Is weird wonderful?

I’ve been slowly reading The Weirdest People in the World by Joseph Henrich. Slowly because I’ve dipped into a reading group and that gave me an excuse to dawdle. And also because it’s one of those too-heavy-to-lift books that need an arrangement of cushions to read. Perhaps it’s because of this dilatory pace that I found myself decreasingly impressed by the book as I went on.

Or perhaps it’s because the freshest part of the argument is in the early sections, which document the different responses to psychology experiments from different kinds of people around the world and make the argument about the origins of the unusual ‘western’ psychology lying in the mediaeval Church’s prohibitions on kin marriage. Henrich callis it the ‘Marriage and Family Programme’, although doesn’t really explain where it came from. For those still unaware of the acronym, ‘weird’ stands for ‘western, educated, industrialised, rich and democratic’. The book’s accumulation of evidence that there is a distinctive ‘weird’ psychology, correlated with the footprint of western Christianity, is reasonably persuasive – although it is far from obvious to me that an accumulation of individual experimental results and survey correlations of this kind amounts to decisive evidence. Many chapters are a list of: here’s one study in place X; here’s another at another time in place Y; then Z; and here are some scatter plots with regression lines.

The trouble is that the book then dissolves into a less convincing argument that this attitude to kin marriage – which drove people in the west to look for social relations and build trust outside their immediate clan – explains everything. My firm view is that history is over-determined and nothing has only one cause. As the chapters went by, the book more and more seems to be an amalgam of all those other Big Histories such as Guns, Germs and Steel, or Why the West Rules for Now. Inevitably, it has to engage with feedback loops. Having said that, highlighting the feedback loop between psychology and institutional change is interesting and productive.

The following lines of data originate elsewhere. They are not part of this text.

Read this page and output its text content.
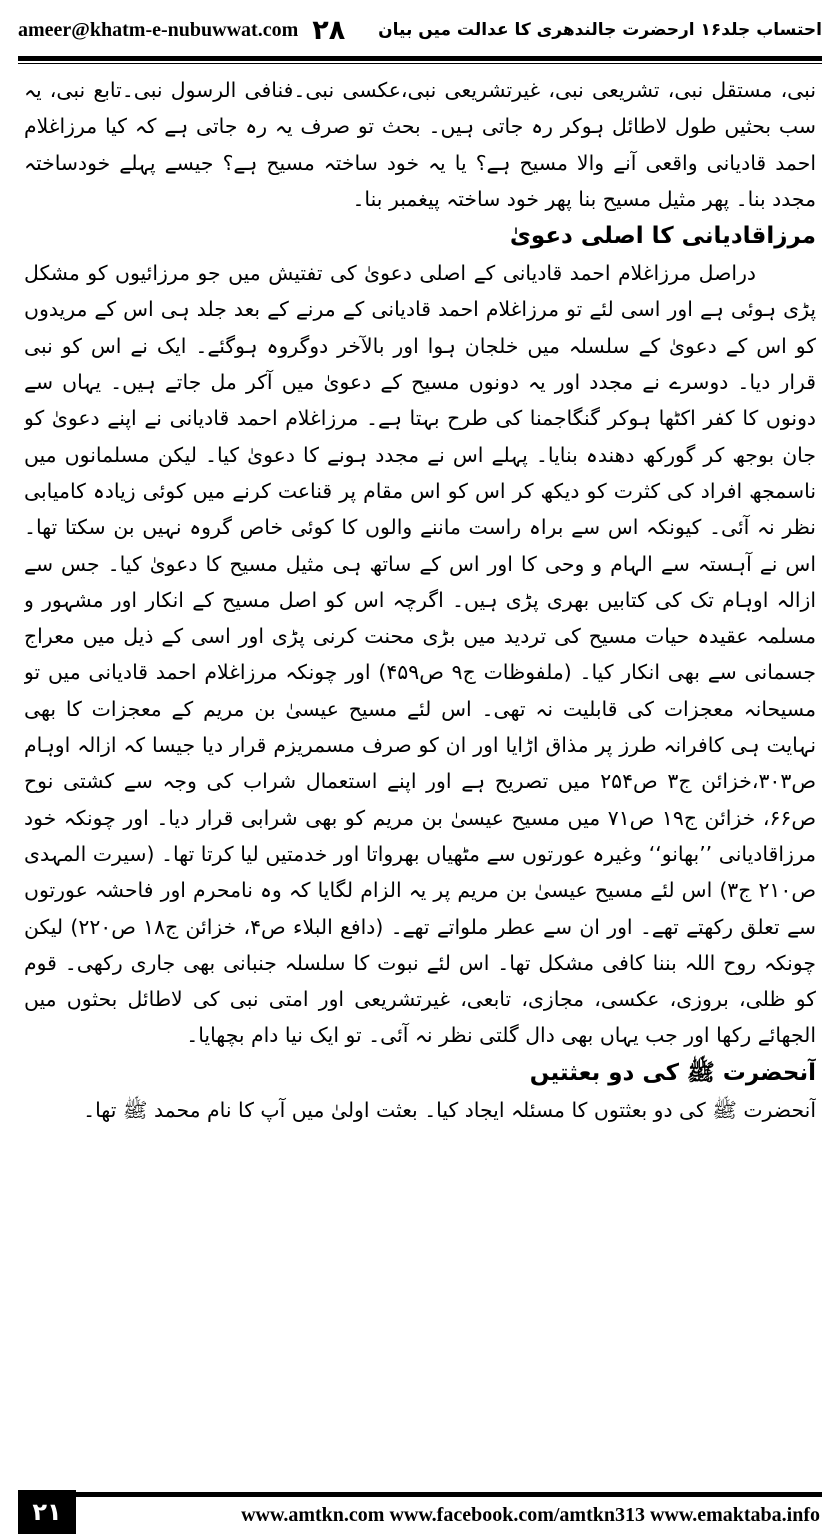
ameer@khatm-e-nubuwwat.com ۲۸	احتساب جلد۱۶ ارحضرت جالندھری کا عدالت میں بیان

نبی، مستقل نبی، تشریعی نبی، غیرتشریعی نبی،عکسی نبی۔فنافی الرسول نبی۔تابع نبی، یہ سب بحثیں طول لاطائل ہوکر رہ جاتی ہیں۔ بحث تو صرف یہ رہ جاتی ہے کہ کیا مرزاغلام احمد قادیانی واقعی آنے والا مسیح ہے؟ یا یہ خود ساختہ مسیح ہے؟ جیسے پہلے خودساختہ مجدد بنا۔ پھر مثیل مسیح بنا پھر خود ساختہ پیغمبر بنا۔

مرزاقادیانی کا اصلی دعویٰ

دراصل مرزاغلام احمد قادیانی کے اصلی دعویٰ کی تفتیش میں جو مرزائیوں کو مشکل پڑی ہوئی ہے اور اسی لئے تو مرزاغلام احمد قادیانی کے مرنے کے بعد جلد ہی اس کے مریدوں کو اس کے دعویٰ کے سلسلہ میں خلجان ہوا اور بالآخر دوگروہ ہوگئے۔ ایک نے اس کو نبی قرار دیا۔ دوسرے نے مجدد اور یہ دونوں مسیح کے دعویٰ میں آکر مل جاتے ہیں۔ یہاں سے دونوں کا کفر اکٹھا ہوکر گنگاجمنا کی طرح بہتا ہے۔ مرزاغلام احمد قادیانی نے اپنے دعویٰ کو جان بوجھ کر گورکھ دھندہ بنایا۔ پہلے اس نے مجدد ہونے کا دعویٰ کیا۔ لیکن مسلمانوں میں ناسمجھ افراد کی کثرت کو دیکھ کر اس کو اس مقام پر قناعت کرنے میں کوئی زیادہ کامیابی نظر نہ آئی۔ کیونکہ اس سے براہ راست ماننے والوں کا کوئی خاص گروہ نہیں بن سکتا تھا۔ اس نے آہستہ سے الہام و وحی کا اور اس کے ساتھ ہی مثیل مسیح کا دعویٰ کیا۔ جس سے ازالہ اوہام تک کی کتابیں بھری پڑی ہیں۔ اگرچہ اس کو اصل مسیح کے انکار اور مشہور و مسلمہ عقیدہ حیات مسیح کی تردید میں بڑی محنت کرنی پڑی اور اسی کے ذیل میں معراج جسمانی سے بھی انکار کیا۔ (ملفوظات ج۹ ص۴۵۹) اور چونکہ مرزاغلام احمد قادیانی میں تو مسیحانہ معجزات کی قابلیت نہ تھی۔ اس لئے مسیح عیسیٰ بن مریم کے معجزات کا بھی نہایت ہی کافرانہ طرز پر مذاق اڑایا اور ان کو صرف مسمریزم قرار دیا جیسا کہ ازالہ اوہام ص۳۰۳،خزائن ج۳ ص۲۵۴ میں تصریح ہے اور اپنے استعمال شراب کی وجہ سے کشتی نوح ص۶۶، خزائن ج۱۹ ص۷۱ میں مسیح عیسیٰ بن مریم کو بھی شرابی قرار دیا۔ اور چونکہ خود مرزاقادیانی ’’بھانو‘‘ وغیرہ عورتوں سے مٹھیاں بھرواتا اور خدمتیں لیا کرتا تھا۔ (سیرت المہدی ص۲۱۰ ج۳) اس لئے مسیح عیسیٰ بن مریم پر یہ الزام لگایا کہ وہ نامحرم اور فاحشہ عورتوں سے تعلق رکھتے تھے۔ اور ان سے عطر ملواتے تھے۔ (دافع البلاء ص۴، خزائن ج۱۸ ص۲۲۰) لیکن چونکہ روح اللہ بننا کافی مشکل تھا۔ اس لئے نبوت کا سلسلہ جنبانی بھی جاری رکھی۔ قوم کو ظلی، بروزی، عکسی، مجازی، تابعی، غیرتشریعی اور امتی نبی کی لاطائل بحثوں میں الجھائے رکھا اور جب یہاں بھی دال گلتی نظر نہ آئی۔ تو ایک نیا دام بچھایا۔

آنحضرت ﷺ کی دو بعثتیں

آنحضرت ﷺ کی دو بعثتوں کا مسئلہ ایجاد کیا۔ بعثت اولیٰ میں آپ کا نام محمد ﷺ تھا۔

۲۱	www.amtkn.com www.facebook.com/amtkn313 www.emaktaba.info
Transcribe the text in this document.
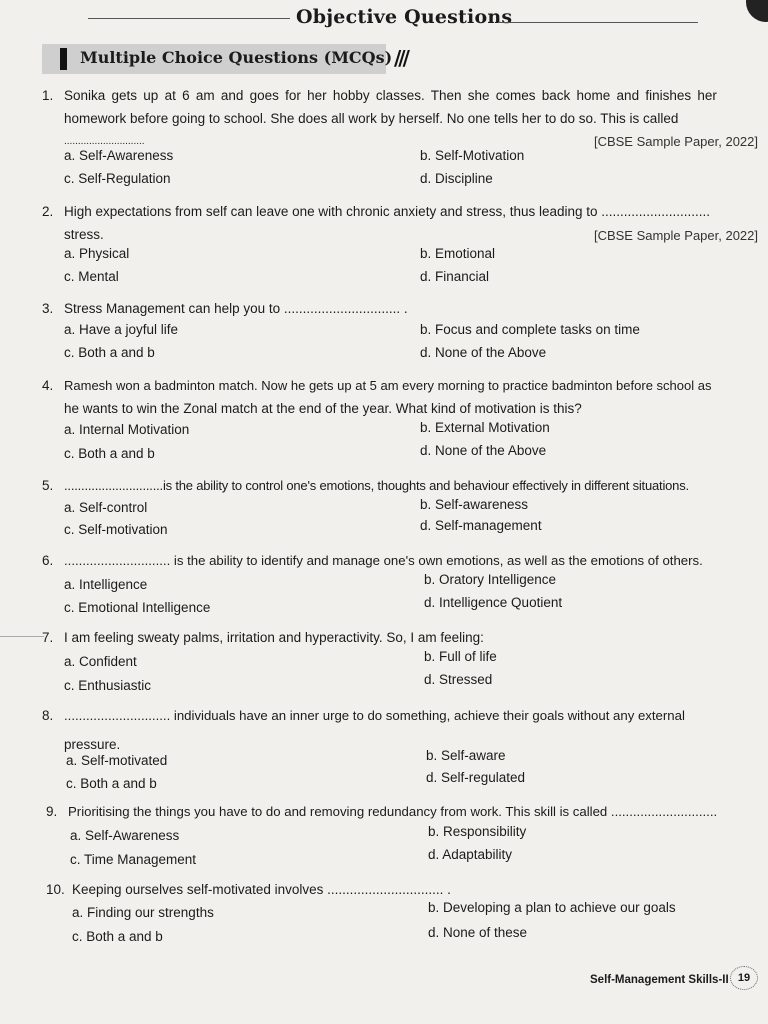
Objective Questions
Multiple Choice Questions (MCQs) ///
1. Sonika gets up at 6 am and goes for her hobby classes. Then she comes back home and finishes her
homework before going to school. She does all work by herself. No one tells her to do so. This is called
.............................	[CBSE Sample Paper, 2022]
a. Self-Awareness	b. Self-Motivation
c. Self-Regulation	d. Discipline
2. High expectations from self can leave one with chronic anxiety and stress, thus leading to .............................
stress.	[CBSE Sample Paper, 2022]
a. Physical	b. Emotional
c. Mental	d. Financial
3. Stress Management can help you to ............................... .
a. Have a joyful life	b. Focus and complete tasks on time
c. Both a and b	d. None of the Above
4. Ramesh won a badminton match. Now he gets up at 5 am every morning to practice badminton before school as
he wants to win the Zonal match at the end of the year. What kind of motivation is this?
a. Internal Motivation	b. External Motivation
c. Both a and b	d. None of the Above
5. .............................is the ability to control one's emotions, thoughts and behaviour effectively in different situations.
a. Self-control	b. Self-awareness
c. Self-motivation	d. Self-management
6. ............................. is the ability to identify and manage one's own emotions, as well as the emotions of others.
a. Intelligence	b. Oratory Intelligence
c. Emotional Intelligence	d. Intelligence Quotient
7. I am feeling sweaty palms, irritation and hyperactivity. So, I am feeling:
a. Confident	b. Full of life
c. Enthusiastic	d. Stressed
8. ............................. individuals have an inner urge to do something, achieve their goals without any external
pressure.
a. Self-motivated	b. Self-aware
c. Both a and b	d. Self-regulated
9. Prioritising the things you have to do and removing redundancy from work. This skill is called .............................
a. Self-Awareness	b. Responsibility
c. Time Management	d. Adaptability
10. Keeping ourselves self-motivated involves ............................... .
a. Finding our strengths	b. Developing a plan to achieve our goals
c. Both a and b	d. None of these
Self-Management Skills-II 19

And oh yes, one last point. There’s the implicit teleological determinism in Weirdest. It always refers to “development” in inverted commas, but there is a value judgment; the west has progressed more than the rest. Cast the argument forward and it’s another matter: will the west stay democratic and prosperous? Aren’t there worrying signs of family dynasties in the US and jobs (only) for mates in the UK (couldn’t one see Eton and Oxbridge as tribal?). Yet this sits oddly with the book’s avoidance of any explicit normative discussion. Is weird good? If it really does correlate with prosperous, surely yes? As a WEIRD person, I htink so.

I think it’s well worth a read, there’s plenty of food for thought and economics tends to underplay psychology and culture. But maybe wait for the paperback.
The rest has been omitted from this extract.